Pilot dies after tumbling over the side of moored towboat


Cleon S. DunHurst, 52, drowned when he fell off the towboat John G. Morgan in the Mississippi River. DunHurst had over 30 years of experience as a mariner. (Photo courtesy Sonya D. Kowalski)

An experienced towboat captain was killed when he fell off the bow of his vessel while it was moored in the Mississippi River near Vicksburg, Miss. He was not wearing a life vest.

Cleon S. DunHurst, 52, of Kiln, Miss., was the night-watch pilot on John G. Morgan when he disappeared at 1958 on Sept. 19, 2009. The vessel was tied up a mile north of the Vicksburg bridges.

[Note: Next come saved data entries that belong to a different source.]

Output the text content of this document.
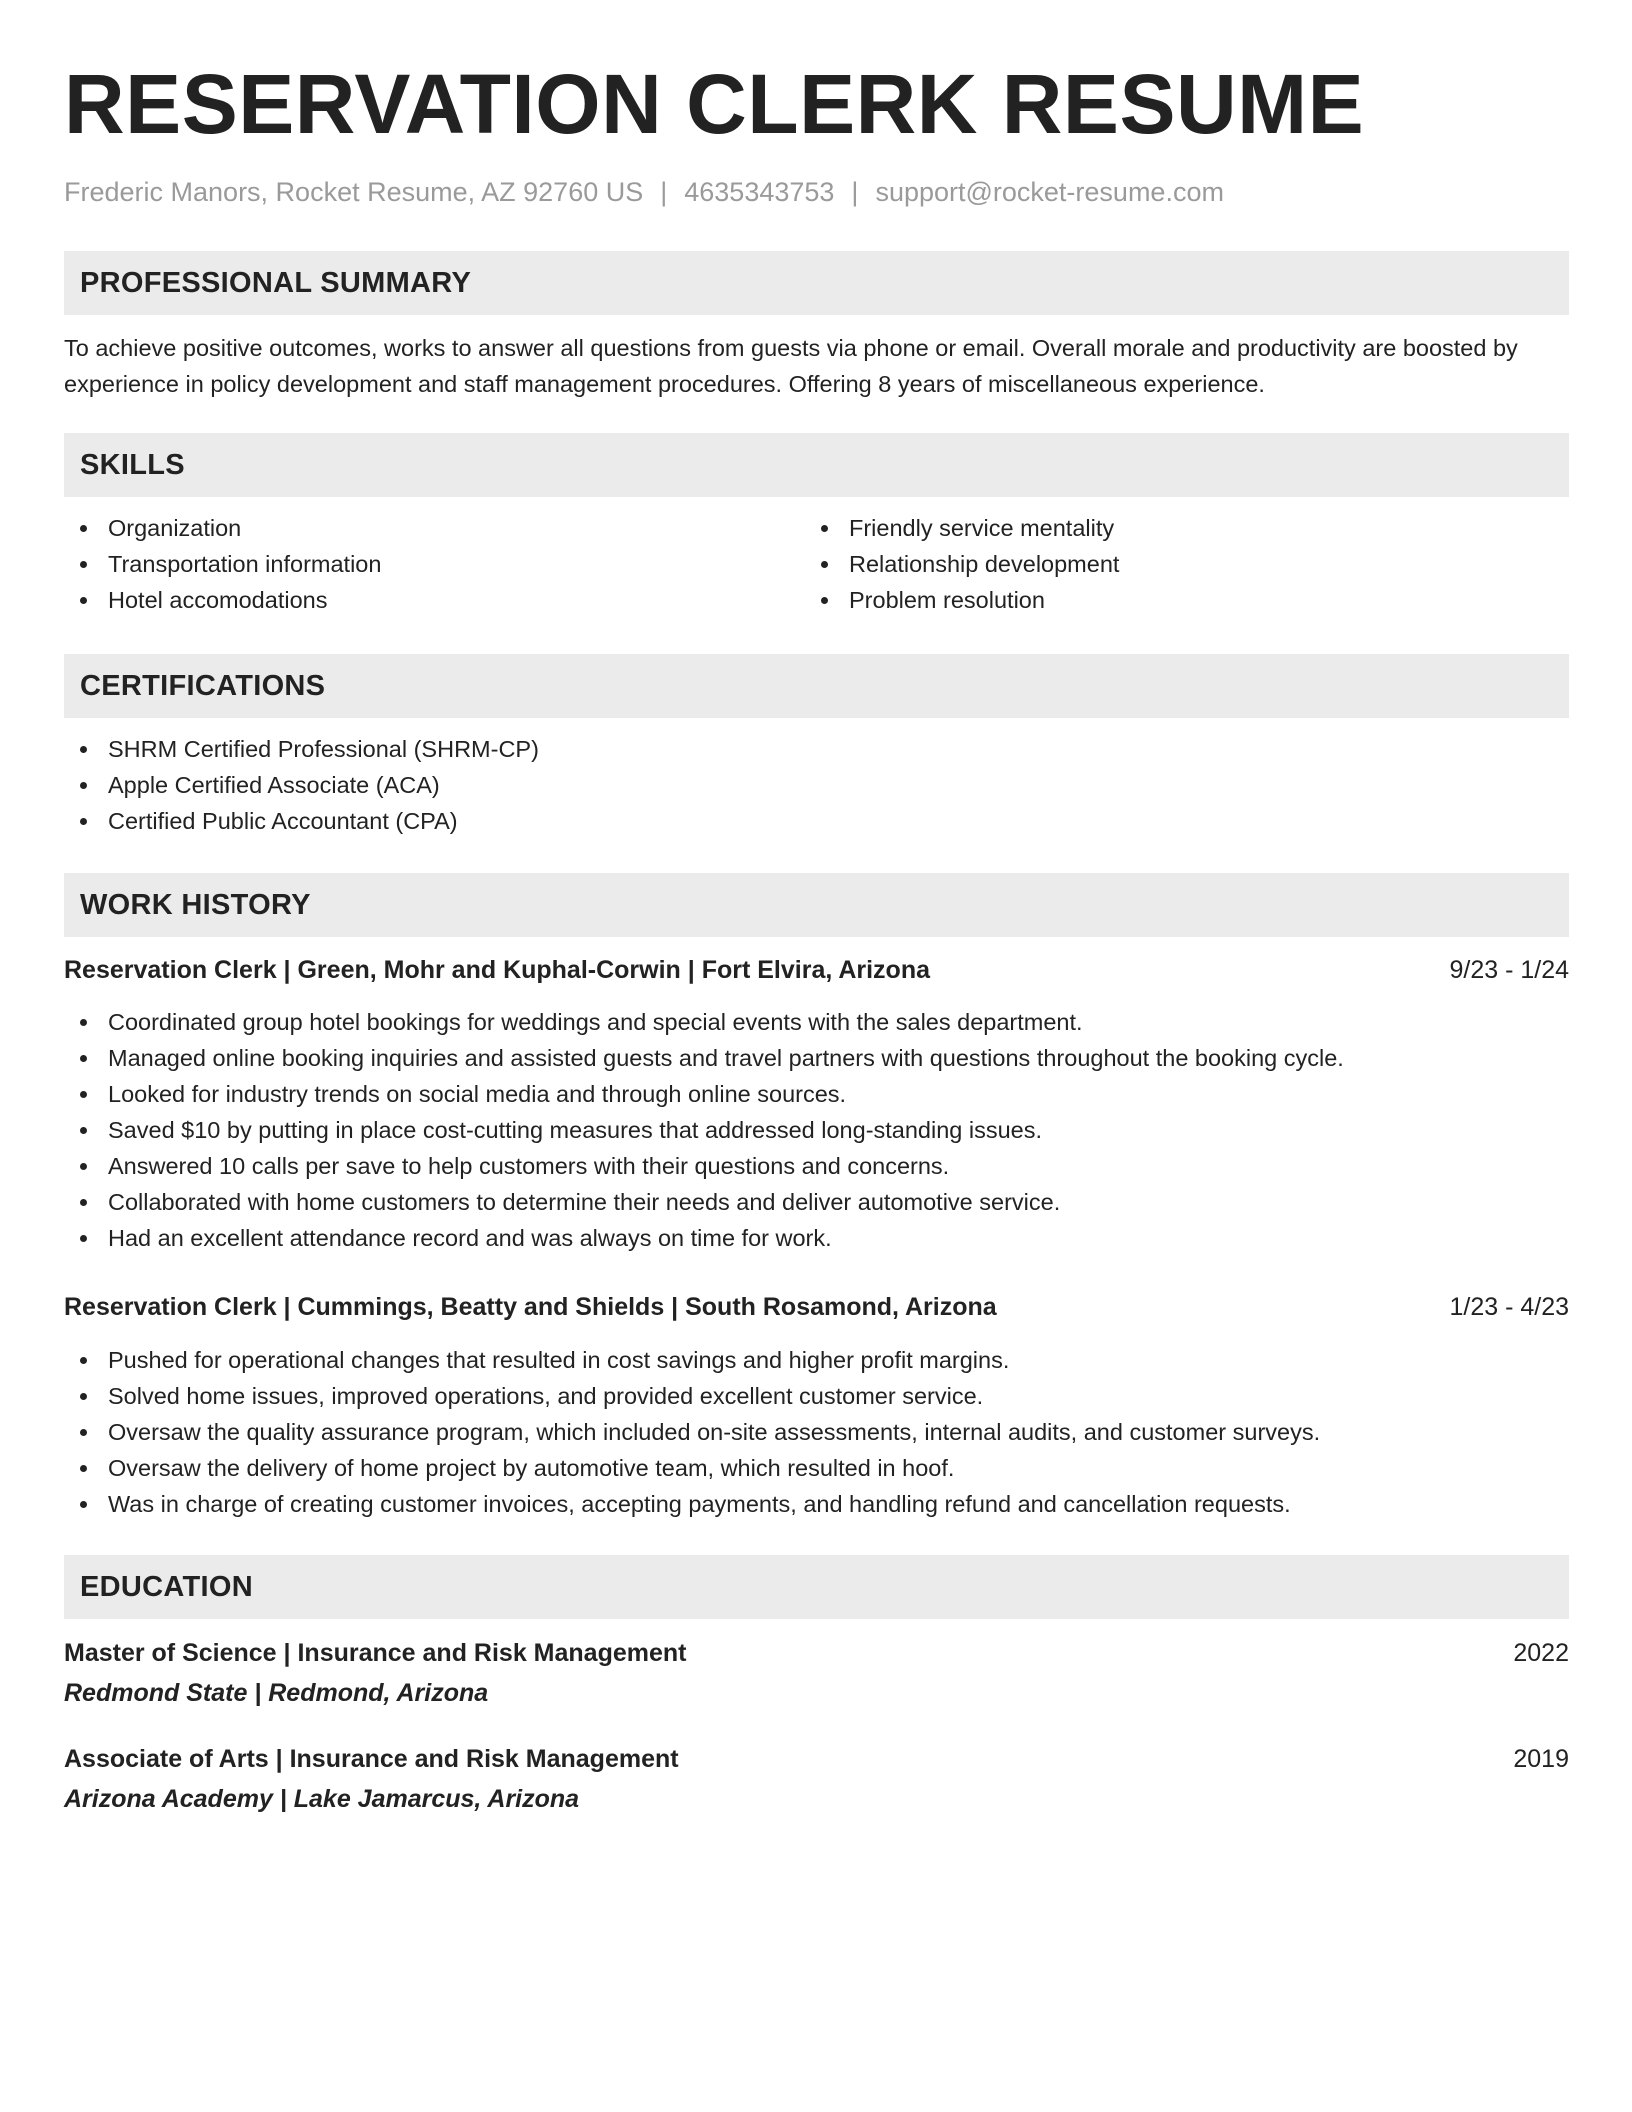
RESERVATION CLERK RESUME
Frederic Manors, Rocket Resume, AZ 92760 US | 4635343753 | support@rocket-resume.com
PROFESSIONAL SUMMARY

To achieve positive outcomes, works to answer all questions from guests via phone or email. Overall morale and productivity are boosted by experience in policy development and staff management procedures. Offering 8 years of miscellaneous experience.

SKILLS
Organization
Transportation information
Hotel accomodations
Friendly service mentality
Relationship development
Problem resolution
CERTIFICATIONS
SHRM Certified Professional (SHRM-CP)
Apple Certified Associate (ACA)
Certified Public Accountant (CPA)
WORK HISTORY
Reservation Clerk | Green, Mohr and Kuphal-Corwin | Fort Elvira, Arizona	9/23 - 1/24
Coordinated group hotel bookings for weddings and special events with the sales department.
Managed online booking inquiries and assisted guests and travel partners with questions throughout the booking cycle.
Looked for industry trends on social media and through online sources.
Saved $10 by putting in place cost-cutting measures that addressed long-standing issues.
Answered 10 calls per save to help customers with their questions and concerns.
Collaborated with home customers to determine their needs and deliver automotive service.
Had an excellent attendance record and was always on time for work.
Reservation Clerk | Cummings, Beatty and Shields | South Rosamond, Arizona	1/23 - 4/23
Pushed for operational changes that resulted in cost savings and higher profit margins.
Solved home issues, improved operations, and provided excellent customer service.
Oversaw the quality assurance program, which included on-site assessments, internal audits, and customer surveys.
Oversaw the delivery of home project by automotive team, which resulted in hoof.
Was in charge of creating customer invoices, accepting payments, and handling refund and cancellation requests.
EDUCATION
Master of Science | Insurance and Risk Management	2022
Redmond State | Redmond, Arizona
Associate of Arts | Insurance and Risk Management	2019
Arizona Academy | Lake Jamarcus, Arizona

DunHurst was sitting on the bow rail when he asked a deck hand for a cigarette, witnesses told U.S. Coast Guard and Warren County Sheriff’s investigators. The crewmember gave him a cigarette and then walked away.

“Next thing they knew, he wasn’t on the boat,” said Warren County Coroner Doug L. Huskey. DunHurst’s body was spotted three days later by the crew of the towboat Kansas City, about four miles downriver. Huskey ordered an autopsy, which revealed that “he didn’t have any trauma. It was just an accidental drowning,” the coroner said.

The crew thought perhaps DunHurst had stood up to pull a lighter out of his pocket and slipped, but no one actually saw it happen, and the Coast Guard said the exact circumstances may never be known.

John G. Morgan is operated by Bayou Tugs Inc. of Houma, La. The 64-foot vessel was on the river’s right descending bank, where it was involved in an Army Corps of Engineers erosion-control mat-sinking project, said Lt. Teresa Hatfield, head of the Coast Guard Marine Safety unit at Vicksburg.

“There is a little chute up there that the Army Corps uses to load and offload equipment for the mat-sinking unit,” Hatfield said. “At that time, they were stopped for the evening. They were tied off to some barges.”

Huskey and Hatfield confirmed that DunHurst wasn’t wearing a life vest. DunHurst had over 30 years of experience as a mariner on the inland rivers. He had been a licensed captain for about six years.

Hatfield said there were no adverse weather or currents at the time of the accident. Lacking firsthand witnesses, the Coast Guard may close the case without identifying the exact reason DunHurst plunged into the water.

“There was no way to make a determination,” Hatfield said. “No one saw him, and we will probably never know what caused him to fall into the river.”

Policies for mandatory life-vest use vary by company. “Obviously, you should be wearing a vest anytime you’re outside the cabin,” Hatfield said.

Bayou Tugs President Russell P. Naquin didn’t respond to requests for comment.